The stock market fell on Thursday as investors digested the weak economic data from China and Germany.
The bellwether Philippine Stock Exchange index dropped to as low as 7,624 in intraday trading before closing at 7,828.86, 0.38 percent or 29.79 points lower than Wednesday’s 7,858.65. The wider All Shares dropped by 0.47 percent or 22.57 points to end at 4,746.35.
“Local shares opened sharply lower, before finishing just 30 points down as weak economic data from China [and] GDP (gross domestic product) contraction in Germany,” Regina Capital Development Corp. head of sales Luis Limlingan said.

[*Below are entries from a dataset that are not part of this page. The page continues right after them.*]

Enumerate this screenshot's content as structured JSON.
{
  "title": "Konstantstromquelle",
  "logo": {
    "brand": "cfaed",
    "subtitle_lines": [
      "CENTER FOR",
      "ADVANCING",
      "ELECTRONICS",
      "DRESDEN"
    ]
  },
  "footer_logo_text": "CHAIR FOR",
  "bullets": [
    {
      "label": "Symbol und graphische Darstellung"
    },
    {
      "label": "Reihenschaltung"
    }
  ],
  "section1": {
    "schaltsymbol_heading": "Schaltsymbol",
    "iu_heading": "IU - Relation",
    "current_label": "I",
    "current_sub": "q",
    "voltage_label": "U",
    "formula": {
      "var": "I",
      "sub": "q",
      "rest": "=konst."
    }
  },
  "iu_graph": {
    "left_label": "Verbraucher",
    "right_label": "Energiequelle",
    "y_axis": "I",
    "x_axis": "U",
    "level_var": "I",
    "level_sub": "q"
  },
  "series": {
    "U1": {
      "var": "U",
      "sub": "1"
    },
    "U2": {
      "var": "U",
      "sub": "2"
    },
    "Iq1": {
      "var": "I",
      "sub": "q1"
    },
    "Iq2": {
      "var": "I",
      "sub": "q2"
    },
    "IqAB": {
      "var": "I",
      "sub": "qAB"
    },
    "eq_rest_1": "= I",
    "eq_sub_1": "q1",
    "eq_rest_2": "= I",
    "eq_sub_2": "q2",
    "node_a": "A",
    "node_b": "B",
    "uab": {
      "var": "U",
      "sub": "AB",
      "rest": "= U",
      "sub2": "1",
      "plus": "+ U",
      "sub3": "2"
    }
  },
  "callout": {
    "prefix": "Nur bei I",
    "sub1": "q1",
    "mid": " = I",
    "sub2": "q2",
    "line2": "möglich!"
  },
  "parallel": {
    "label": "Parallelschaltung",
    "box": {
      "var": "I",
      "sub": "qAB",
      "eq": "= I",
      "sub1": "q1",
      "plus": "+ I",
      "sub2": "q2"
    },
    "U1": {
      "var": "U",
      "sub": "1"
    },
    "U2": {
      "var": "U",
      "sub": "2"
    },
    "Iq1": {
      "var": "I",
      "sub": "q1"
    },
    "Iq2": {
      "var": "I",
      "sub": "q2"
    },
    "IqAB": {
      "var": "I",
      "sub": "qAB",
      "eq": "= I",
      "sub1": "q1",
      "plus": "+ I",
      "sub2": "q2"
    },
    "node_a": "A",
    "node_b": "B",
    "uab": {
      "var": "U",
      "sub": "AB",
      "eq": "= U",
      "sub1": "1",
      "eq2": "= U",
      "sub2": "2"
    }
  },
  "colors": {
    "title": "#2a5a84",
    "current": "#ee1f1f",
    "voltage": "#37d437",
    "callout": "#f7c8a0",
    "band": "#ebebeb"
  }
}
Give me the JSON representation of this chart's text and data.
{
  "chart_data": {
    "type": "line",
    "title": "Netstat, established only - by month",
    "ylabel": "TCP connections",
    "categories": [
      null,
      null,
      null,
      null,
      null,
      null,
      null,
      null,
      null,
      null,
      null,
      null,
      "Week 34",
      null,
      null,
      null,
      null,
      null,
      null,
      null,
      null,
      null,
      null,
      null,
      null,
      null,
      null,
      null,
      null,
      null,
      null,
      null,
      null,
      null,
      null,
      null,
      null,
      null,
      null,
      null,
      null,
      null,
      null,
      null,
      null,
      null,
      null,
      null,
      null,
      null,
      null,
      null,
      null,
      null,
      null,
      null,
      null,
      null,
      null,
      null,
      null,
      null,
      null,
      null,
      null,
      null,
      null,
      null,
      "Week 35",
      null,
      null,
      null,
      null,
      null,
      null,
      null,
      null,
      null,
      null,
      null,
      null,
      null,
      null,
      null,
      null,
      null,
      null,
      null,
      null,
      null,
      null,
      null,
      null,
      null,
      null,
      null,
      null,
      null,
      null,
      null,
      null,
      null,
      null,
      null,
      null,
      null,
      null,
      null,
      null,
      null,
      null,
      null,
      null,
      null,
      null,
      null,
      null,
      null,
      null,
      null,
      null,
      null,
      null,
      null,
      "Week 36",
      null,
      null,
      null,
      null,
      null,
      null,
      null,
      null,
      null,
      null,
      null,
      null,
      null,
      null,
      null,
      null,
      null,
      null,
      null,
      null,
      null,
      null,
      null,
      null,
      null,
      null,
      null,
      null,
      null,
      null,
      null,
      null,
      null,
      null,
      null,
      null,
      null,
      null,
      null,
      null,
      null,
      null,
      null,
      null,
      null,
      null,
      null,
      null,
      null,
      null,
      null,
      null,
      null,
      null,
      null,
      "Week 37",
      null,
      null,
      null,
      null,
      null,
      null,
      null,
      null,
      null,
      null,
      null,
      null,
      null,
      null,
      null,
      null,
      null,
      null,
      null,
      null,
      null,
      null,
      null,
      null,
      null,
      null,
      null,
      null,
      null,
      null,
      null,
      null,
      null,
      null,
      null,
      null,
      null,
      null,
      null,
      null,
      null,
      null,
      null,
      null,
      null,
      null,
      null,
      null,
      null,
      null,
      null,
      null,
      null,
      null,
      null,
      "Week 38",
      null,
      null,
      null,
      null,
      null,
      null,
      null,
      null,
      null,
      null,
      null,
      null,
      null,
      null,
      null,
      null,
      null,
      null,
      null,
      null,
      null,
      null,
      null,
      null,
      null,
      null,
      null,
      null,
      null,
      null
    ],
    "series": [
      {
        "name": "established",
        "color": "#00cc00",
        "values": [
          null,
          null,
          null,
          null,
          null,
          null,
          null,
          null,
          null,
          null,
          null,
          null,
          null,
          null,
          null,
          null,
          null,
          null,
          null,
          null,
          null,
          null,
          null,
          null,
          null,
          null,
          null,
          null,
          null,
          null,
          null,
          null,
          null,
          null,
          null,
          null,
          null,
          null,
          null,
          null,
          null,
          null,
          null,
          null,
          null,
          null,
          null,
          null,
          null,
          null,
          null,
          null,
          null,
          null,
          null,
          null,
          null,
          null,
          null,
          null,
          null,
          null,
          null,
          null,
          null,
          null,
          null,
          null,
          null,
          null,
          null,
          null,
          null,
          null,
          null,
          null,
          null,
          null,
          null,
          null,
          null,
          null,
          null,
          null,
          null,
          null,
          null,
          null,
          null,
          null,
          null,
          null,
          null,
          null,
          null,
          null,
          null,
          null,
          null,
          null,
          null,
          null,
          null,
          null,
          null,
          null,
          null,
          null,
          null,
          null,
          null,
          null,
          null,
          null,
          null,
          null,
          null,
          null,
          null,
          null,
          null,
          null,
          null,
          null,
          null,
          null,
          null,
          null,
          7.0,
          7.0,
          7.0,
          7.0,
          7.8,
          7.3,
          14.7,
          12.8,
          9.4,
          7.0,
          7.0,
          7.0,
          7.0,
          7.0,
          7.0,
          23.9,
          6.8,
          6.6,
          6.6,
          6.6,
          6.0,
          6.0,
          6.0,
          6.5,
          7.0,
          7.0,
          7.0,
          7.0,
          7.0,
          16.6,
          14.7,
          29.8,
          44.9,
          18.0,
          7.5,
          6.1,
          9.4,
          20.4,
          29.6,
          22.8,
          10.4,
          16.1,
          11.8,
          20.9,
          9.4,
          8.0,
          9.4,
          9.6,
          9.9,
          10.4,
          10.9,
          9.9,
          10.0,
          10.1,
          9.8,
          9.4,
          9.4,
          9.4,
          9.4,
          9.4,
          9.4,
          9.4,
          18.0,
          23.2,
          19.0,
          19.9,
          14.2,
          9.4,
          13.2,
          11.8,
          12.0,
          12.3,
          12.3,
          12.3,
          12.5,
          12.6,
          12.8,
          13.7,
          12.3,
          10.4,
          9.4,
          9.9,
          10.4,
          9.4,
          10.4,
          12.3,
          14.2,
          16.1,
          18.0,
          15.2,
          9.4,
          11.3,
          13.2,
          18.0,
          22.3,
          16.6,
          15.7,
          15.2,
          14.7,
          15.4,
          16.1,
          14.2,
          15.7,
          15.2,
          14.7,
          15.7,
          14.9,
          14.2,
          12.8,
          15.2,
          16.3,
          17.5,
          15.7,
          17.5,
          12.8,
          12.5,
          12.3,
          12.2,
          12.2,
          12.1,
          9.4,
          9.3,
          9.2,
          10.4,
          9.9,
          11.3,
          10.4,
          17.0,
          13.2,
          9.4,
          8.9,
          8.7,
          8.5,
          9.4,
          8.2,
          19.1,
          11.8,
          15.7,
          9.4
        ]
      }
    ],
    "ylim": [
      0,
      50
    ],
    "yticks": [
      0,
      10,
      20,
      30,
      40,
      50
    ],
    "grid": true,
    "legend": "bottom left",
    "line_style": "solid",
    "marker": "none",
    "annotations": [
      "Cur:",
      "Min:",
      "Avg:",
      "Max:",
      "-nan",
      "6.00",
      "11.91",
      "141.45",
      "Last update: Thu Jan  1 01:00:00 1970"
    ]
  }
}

China’s economy showed further signs of strain in July, with industrial output falling to 4.8 percent in the month from 6.3 percent in June — its lowest level in 17 years — while investment and retail sales also slowed.
These figures are the latest highlighting how the world’s second-largest economy is being battered by an escalating trade war with the United States and weak global demand.
Trade tensions between Washington and Beijing — which began more than a year ago, when US President Donald Trump publicly accused China of engaging in unfair trade practices — saw the two imposing tit-for-tat tariffs worth billions of dollars on each others’ goods.
Negotiations between the two sides to resolve the tensions stalled in May. Trump and his Chinese counterpart Xi Jinping agreed to a truce during a Group of 20 meeting in Osaka, Japan, in late June. American and Chinese trade negotiators met in late July with little progress made. Early this month, Trump announced new tariffs after alleging that China had reneged on its promise to buy US agricultural goods.
Beijing suspended these purchases in response, and saw its currency weaken — a move the US government said was deliberate.
Meanwhile, Germany’s economy contracted in the second quarter, highlighting its vulnerability to trade tensions and stoking debate on higher government spending.
Its shrinkage of 0.1 percent meant the economy lost significant momentum, compared with the 0.4-percent growth seen from January to March.
“The global market sentiment continues to deteriorate, and we are seeing the effects all over the world. Foreign investors continue to flee our market, while local investors are doing their best from keeping it from a total meltdown,” AAA Equities head of research Christoper Mangun said, pegging the support level at 7,750.
US markets were down, with the Dow Jones recording the deepest drop at 3.05 percent, followed by Nasdaq and S&P 500 at 3.02 percent and 2.93 percent, respectively.
Asian markets were mixed. Shanghai, Hong Kong and Seoul went up by 0.25 percent, 0.67 percent and 0.65 percent respectively. In contrast, Tokyo, Jakarta, Singapore and Thailand dropped by 1.21 percent, 0.72 percent, 1.37 percent and 0.68 percent, respectively. (See related story on B4)
In Manila, holding firms rose by 0.63 percent, bucking all the sectors that nearly ended in a bloodbath.
Volume turnover reached 789 million, amounting to P11.81 billion.
Losers led winners, 149-54, while 42 issues were unchanged.